I want to learn how to meditate, as well as try self-hypnosis and read some books on philosophy in order to find a more peaceful state of mind. 

What about you guys?


----------



## Zeeshan (Sep 4, 2011)

Make that goal SMART


----------



## Grapefruits (Oct 26, 2010)

Zeeshan said:


> Make that goal SMART


?


----------



## BlazingLazer (Jul 16, 2011)

I'm going to TRY to make an effort to relax more, and of course be more initiative/assertive in any social engagement(s).


----------



## Silverella (Sep 17, 2011)

Start on something that could lead to a career:

- career advisor?
- volunteer/interview people in areas of interest
- look at college courses
- try and reestablish my last resume contact


----------



## Grapefruits (Oct 26, 2010)

BlazingLazer said:


> I'm going to TRY to make an effort to relax more, and of course be more initiative/assertive in any social engagement(s).


Yeah, I need to do that, too. I have a problem with being uptight, tense, anxious, etc. ALL the time.

Plus I am not very initiative or assertive. I usually wait for people to approach me or start a conversation with me. Maybe sometimes other people are waiting for the same thing to happen to them. Maybe they are waiting for someone, too. Maybe I'll be that someone!


----------



## ryobi (Jan 13, 2009)

read and write


----------



## BlazingLazer (Jul 16, 2011)

Grapefruits said:


> Yeah, I need to do that, too. I have a problem with being uptight, tense, anxious, etc. ALL the time.


Yep, same. I have to try to find some effective ways to relax without the use of meds. Anxiety has been really making it tough for me to live life with any sort of relaxation or comfort.



> Plus I am not very initiative or assertive. I usually wait for people to approach me or start a conversation with me. Maybe sometimes other people are waiting for the same thing to happen to them. Maybe they are waiting for someone, too. Maybe I'll be that someone!

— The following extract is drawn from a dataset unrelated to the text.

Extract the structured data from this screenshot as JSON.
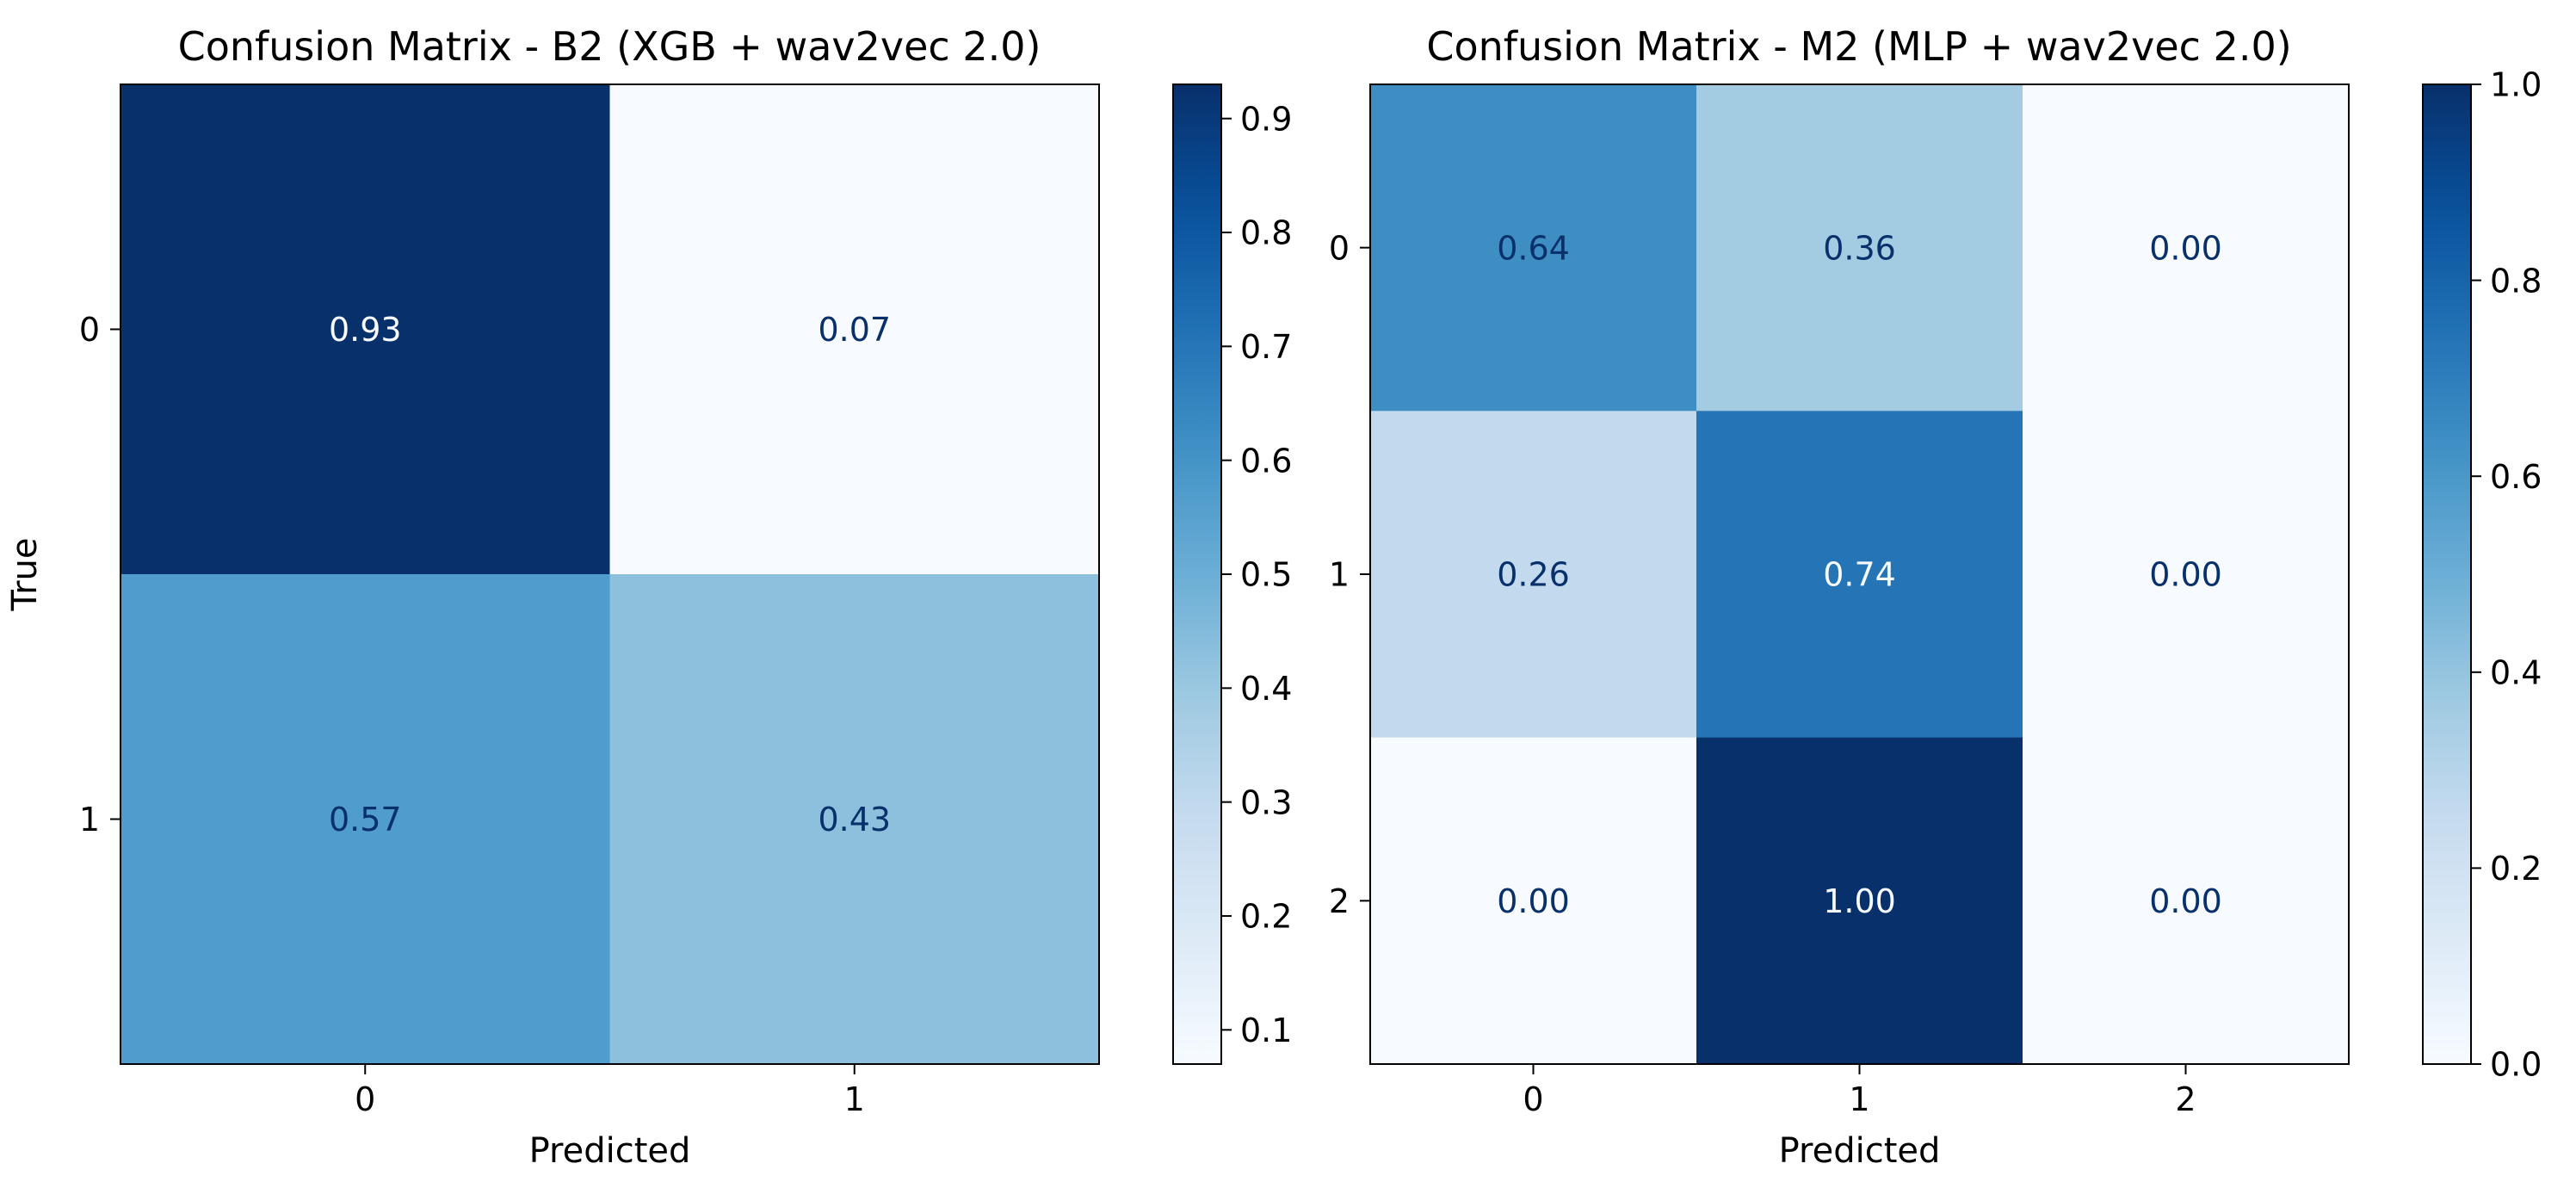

Neither have I been for the longest time. I've begun to take initiative moreso lately within the past year. Hasn't always worked, but those times it did gave me hope and made me feel like I can contribute something of worth (including simply giving myself some worth).

"_Maybe I'll be that someone!_"

I really like the way you stated this. This is what I try to go by as well.


----------



## JudgeDreddlikescookies (Dec 13, 2011)

SMART means Specific Measurable Attainable Realistic Timely


----------